Расчет был, в общем, простой: торговала туфлями Мамонова не первый раз и сейчас должна запутаться, не зная, что известно и что неизвестно милиции.
– У нее… – растерялась девушка.
– Правильно. – Никонов убрал туфли, аккуратно запер шкаф. – Получали вы весь свой товар у одной гражданки. Только не старенькой. Да и шляпка у нее не коричневая, а зеленая велюровая. – Он описал внешность Тамары Молотковой. – Узнаете?
Мамонова покраснела, но молчала.
– Зря тянете время. Ведь вы понимаете, что я все о вас знаю. Не верите? Хорошо. Зовут ее, вашу гражданку, Тамара Павловна Мо…
– Молоткова, – торопливо подхватила Мамонова.
И она начистоту рассказала капитану про то, как стала спекулировать туфлями на Молитовском рынке.

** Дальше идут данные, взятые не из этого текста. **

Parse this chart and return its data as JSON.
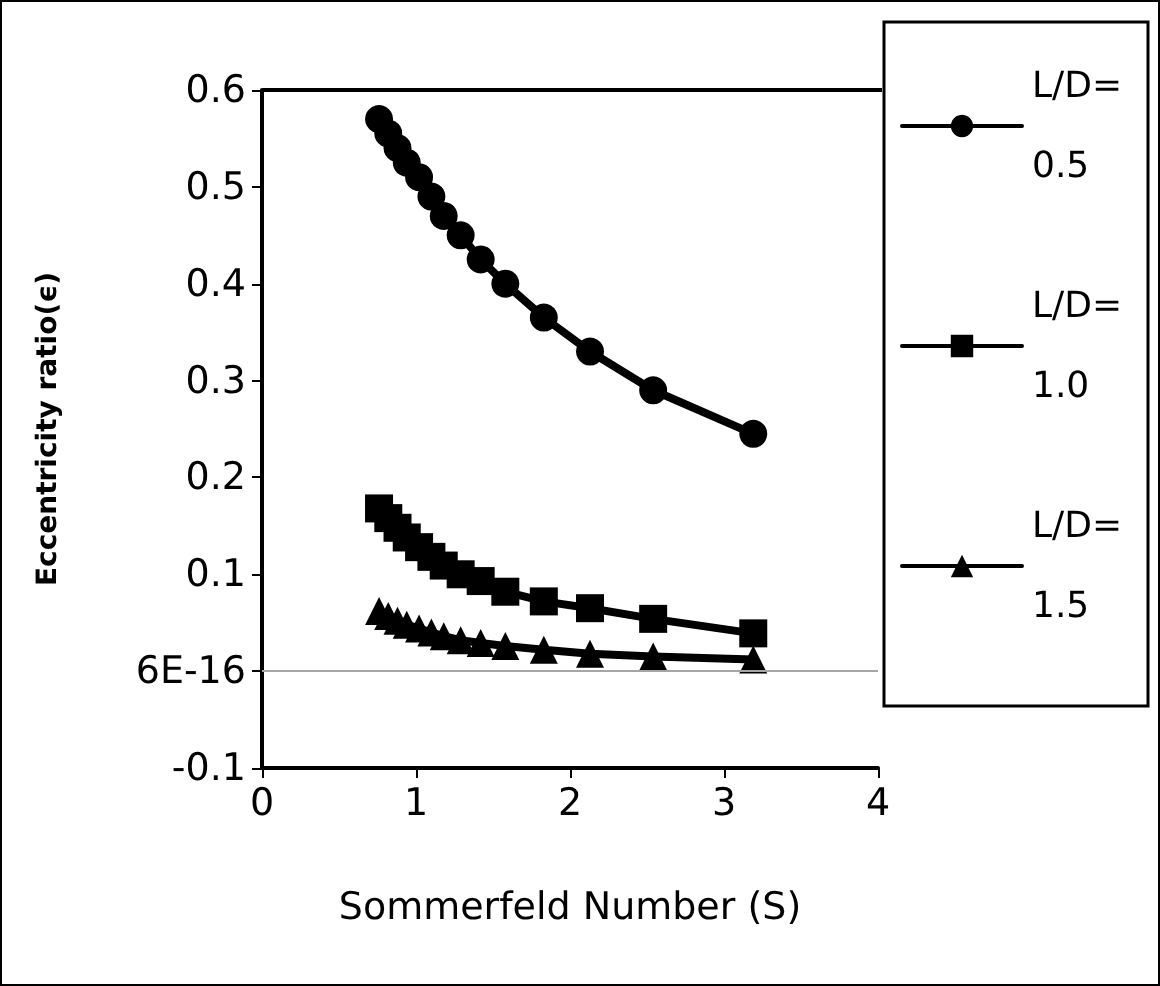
{
  "chart_data": {
    "type": "line",
    "xlabel": "Sommerfeld Number (S)",
    "ylabel": "Eccentricity ratio(ϵ)",
    "xlim": [
      0,
      4
    ],
    "xticks": [
      0,
      1,
      2,
      3,
      4
    ],
    "ylim": [
      -0.1,
      0.6
    ],
    "yticks": [
      -0.1,
      {
        "value": 0,
        "label": "6E-16"
      },
      0.1,
      0.2,
      0.3,
      0.4,
      0.5,
      0.6
    ],
    "grid": false,
    "legend": "right",
    "line_style": "solid",
    "ref_lines": [
      {
        "axis": "y",
        "value": 0,
        "color": "#a6a6a6"
      }
    ],
    "x": [
      0.76,
      0.82,
      0.88,
      0.94,
      1.02,
      1.1,
      1.18,
      1.29,
      1.42,
      1.58,
      1.83,
      2.13,
      2.54,
      3.19
    ],
    "series": [
      {
        "name": "L/D=0.5",
        "color": "#000000",
        "marker": "circle",
        "values": [
          0.57,
          0.555,
          0.54,
          0.525,
          0.51,
          0.49,
          0.47,
          0.45,
          0.425,
          0.4,
          0.365,
          0.33,
          0.29,
          0.245
        ]
      },
      {
        "name": "L/D=1.0",
        "color": "#000000",
        "marker": "square",
        "values": [
          0.168,
          0.158,
          0.148,
          0.138,
          0.128,
          0.118,
          0.109,
          0.1,
          0.093,
          0.082,
          0.072,
          0.065,
          0.054,
          0.039
        ]
      },
      {
        "name": "L/D=1.5",
        "color": "#000000",
        "marker": "triangle",
        "values": [
          0.062,
          0.057,
          0.052,
          0.048,
          0.044,
          0.04,
          0.036,
          0.032,
          0.029,
          0.026,
          0.022,
          0.018,
          0.015,
          0.012
        ]
      }
    ]
  }
}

Месяца полтора назад девушка увидела на одной из своих подруг хорошенькие лакированные туфельки. В магазинах таких не было. Вдоволь насладившись своим превосходством, счастливая обладательница шикарной обуви сжалилась над Мамоновой, и вот дня через три прямо на дом к ней пришла Тамара Молоткова. В чемоданчике спекулянтки было несколько пар туфель. Сторговались быстро. Когда девушка, любуясь черным мягким блеском кожи, нежно поглаживала туфельки рукавом и снимала с них еле заметные пылинки, она услышала вкрадчивый вопрос Молотковой:
– Девчат у вас на кирпичном заводе небось много? Будут допытываться, где ты туфли купила?
– Конечно, поинтересуются. – Мамонова еще не понимала, куда клонит спекулянтка.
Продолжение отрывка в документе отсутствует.